Ainsi « le plus mauvais objet technique a plus de valeur à ses yeux ; il peut être fier d’avoir
inventé le marteau, le clou, parce que ce sont des inventions originales, et non imitées. » Ce
qui compte c’est le fait que la subjectivité s’exprime. L’art est expression avant d’être
représentation. « L’homme montre mieux son habilité dans des productions surgissant de
son esprit qu’en imitant la nature »
3/

Dans une troisième partie il convient de dégager les enjeux de ce passage que nous avons
déjà évoqués au cours de cette brève explication.

a/D’ abord concernant la notion de beauté.

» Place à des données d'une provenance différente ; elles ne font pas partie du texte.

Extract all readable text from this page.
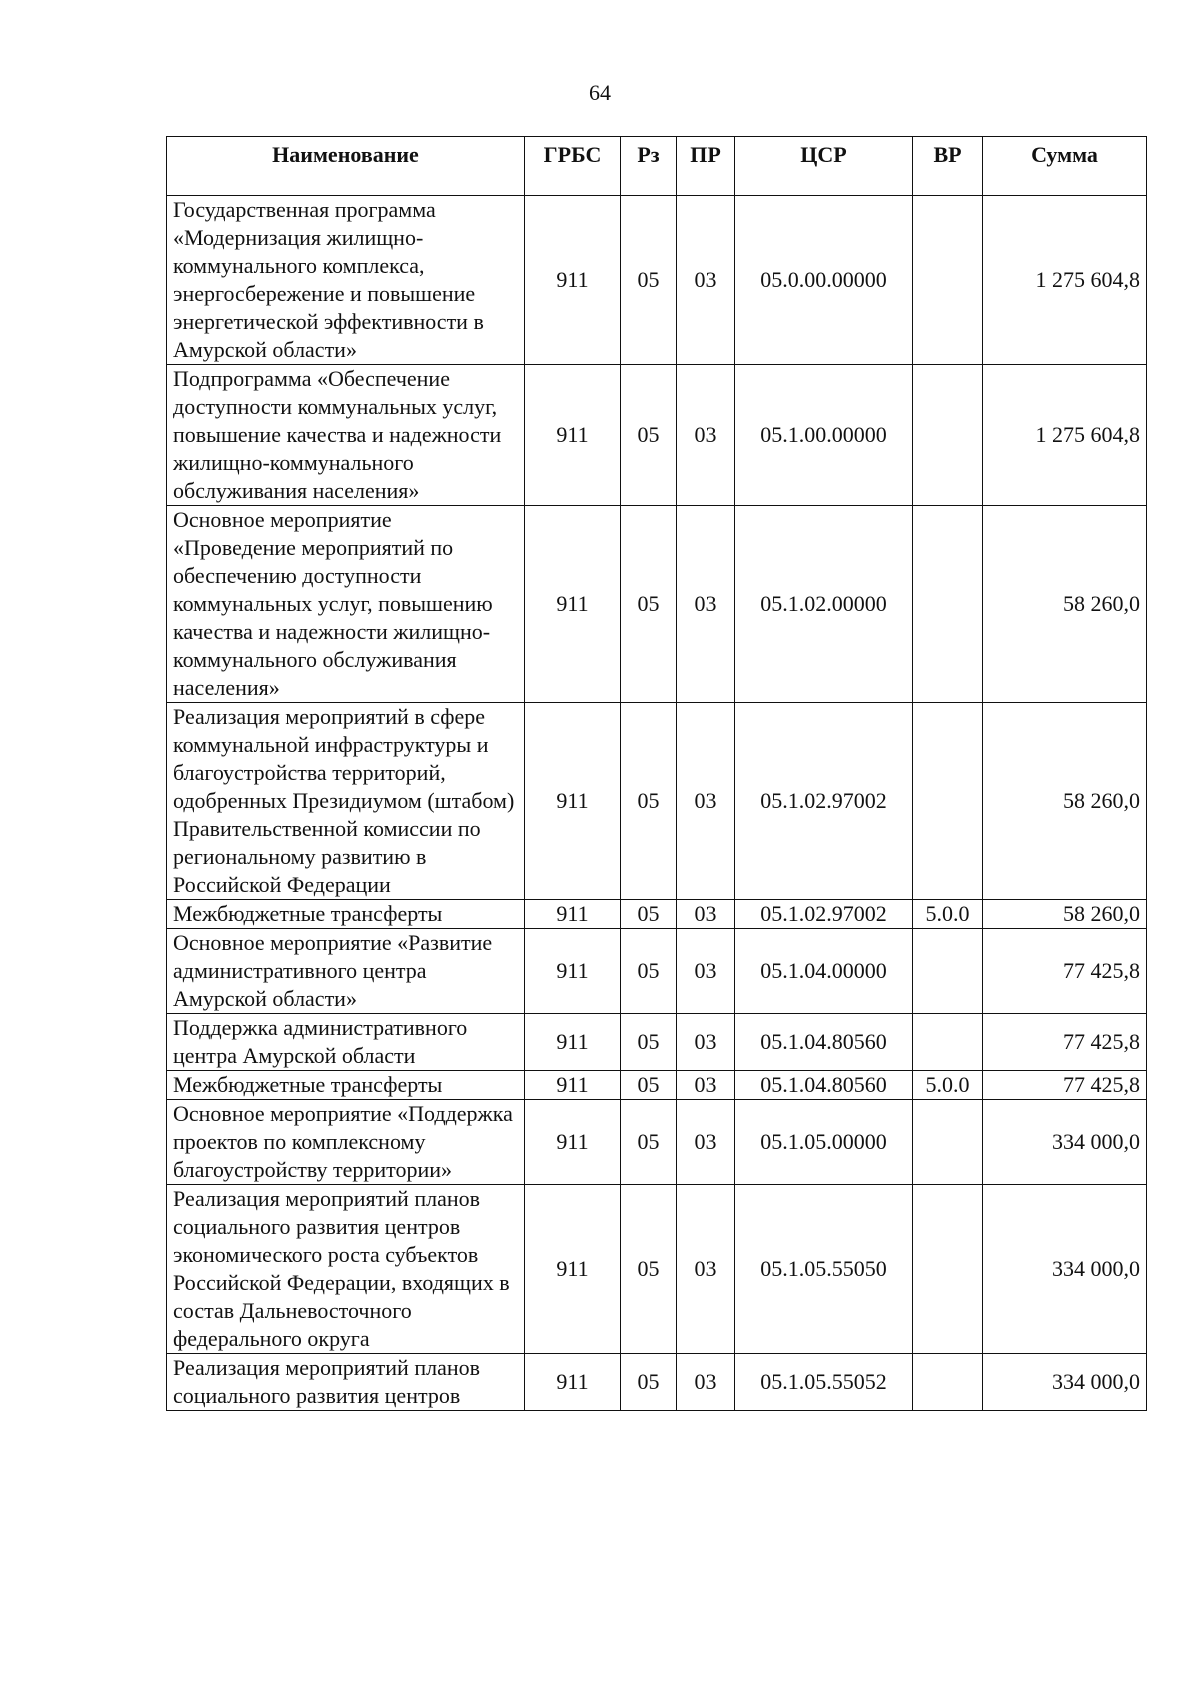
64
Наименование	ГРБС	Рз	ПР	ЦСР	ВР	Сумма
Государственная программа «Модернизация жилищно-коммунального комплекса, энергосбережение и повышение энергетической эффективности в Амурской области»	911	05	03	05.0.00.00000		1 275 604,8
Подпрограмма «Обеспечение доступности коммунальных услуг, повышение качества и надежности жилищно-коммунального обслуживания населения»	911	05	03	05.1.00.00000		1 275 604,8
Основное мероприятие «Проведение мероприятий по обеспечению доступности коммунальных услуг, повышению качества и надежности жилищно-коммунального обслуживания населения»	911	05	03	05.1.02.00000		58 260,0
Реализация мероприятий в сфере коммунальной инфраструктуры и благоустройства территорий, одобренных Президиумом (штабом) Правительственной комиссии по региональному развитию в Российской Федерации	911	05	03	05.1.02.97002		58 260,0
Межбюджетные трансферты	911	05	03	05.1.02.97002	5.0.0	58 260,0
Основное мероприятие «Развитие административного центра Амурской области»	911	05	03	05.1.04.00000		77 425,8
Поддержка административного центра Амурской области	911	05	03	05.1.04.80560		77 425,8
Межбюджетные трансферты	911	05	03	05.1.04.80560	5.0.0	77 425,8
Основное мероприятие «Поддержка проектов по комплексному благоустройству территории»	911	05	03	05.1.05.00000		334 000,0
Реализация мероприятий планов социального развития центров экономического роста субъектов Российской Федерации, входящих в состав Дальневосточного федерального округа	911	05	03	05.1.05.55050		334 000,0
Реализация мероприятий планов социального развития центров	911	05	03	05.1.05.55052		334 000,0
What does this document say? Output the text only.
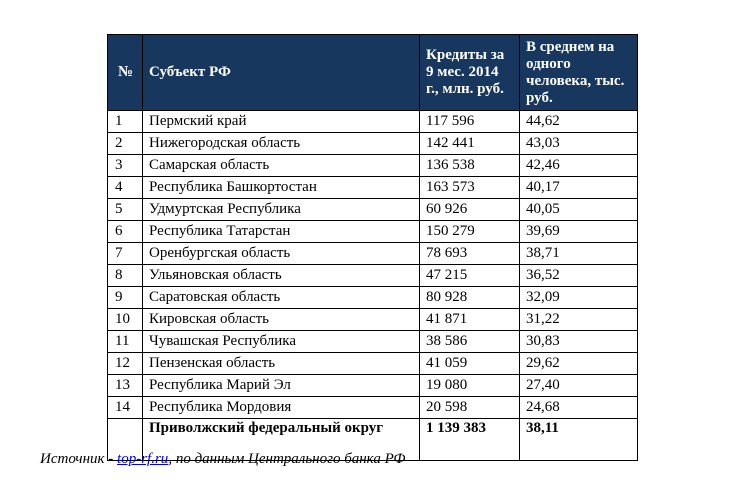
№	Субъект РФ	Кредиты за 9 мес. 2014 г., млн. руб.	В среднем на одного человека, тыс. руб.
1	Пермский край	117 596	44,62
2	Нижегородская область	142 441	43,03
3	Самарская область	136 538	42,46
4	Республика Башкортостан	163 573	40,17
5	Удмуртская Республика	60 926	40,05
6	Республика Татарстан	150 279	39,69
7	Оренбургская область	78 693	38,71
8	Ульяновская область	47 215	36,52
9	Саратовская область	80 928	32,09
10	Кировская область	41 871	31,22
11	Чувашская Республика	38 586	30,83
12	Пензенская область	41 059	29,62
13	Республика Марий Эл	19 080	27,40
14	Республика Мордовия	20 598	24,68
	Приволжский федеральный округ	1 139 383	38,11
Источник - top-rf.ru, по данным Центрального банка РФ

On peut et doit interroger le « présupposé » selon lequel « le beau artistique est supérieur
au beau naturel, parce qu’il est un produit de l’esprit ». (Introduction à l’Esthétique). Il a
certes un beau naturel dans l’être vivant, selon Hegel, car « en tant qu’idée sensible et
objective, la vie qui anime la nature est belle » (L’idée du beau). La vie réalise une
réconciliation, dans l’organisme, entre les différences réelles et l’unité idéelle cachée du
tout. Ainsi le beau est une « idée », c’est-à-dire « l’unité immédiate d’un concept et de sa
réalité, pour autant que cette unité se présente dans sa manifestation réelle et sensible ». La
beauté n’est pas en soi et par soi.

b/ Concernant la notion d’art.

La critique de l’imitation de la nature est le point de départ d’une philosophie de l’art. Ce


dernier apparait comme le produit de l’esprit, c’est à dire de la conscience humaine :
conscience de soi et conscience des choses. Cette conscience permet de s’arracher à la
nature avant d’y découvrir son reflet. On peut voir dans cet arrachement le principe de la
liberté, id. du libre-arbitre.
L’art est donc une voie par laquelle l’esprit se sépare de la nature. Ce n’est pas un hasard si
l’imitation réaliste du monde objectif se retrouve à la fin de l’Art, lorsque, ce que Hegel
nomme « art romantique » (Dans lequel triomphe la subjectivité) se dissout. Ainsi ces
peintres » réalistes « attachent une grande importance à la reproduction des reflets et des
apparences les plus fugitives (Le scintillement du métal, l’éclat du tissu, le geste de la jeune
fille) parce que l’illusion réaliste prouve l’habilité subjective et célèbre en fait « le triomphe
de l’art sur le coté caduc et périssable de la vie et de la nature ». La peinture hollandaise, si
réaliste et prosaïque, est en réalité le trophée de la victoire d’un peuple sur la nature. (Il faut
penser ici aux scènes de la vie rurale et profane que l’on voit dans cette peinture : on voit au
fond la terre des polders gagnée sur la mer, l’indépendance d’une république protestante et
la victoire sur le despotisme espagnol.

Dans la conclusion il s’ agit toujours d’ un bref résumé : on n’ est pas contraint de proposer
une ouverture , geste purement académique et artificiel.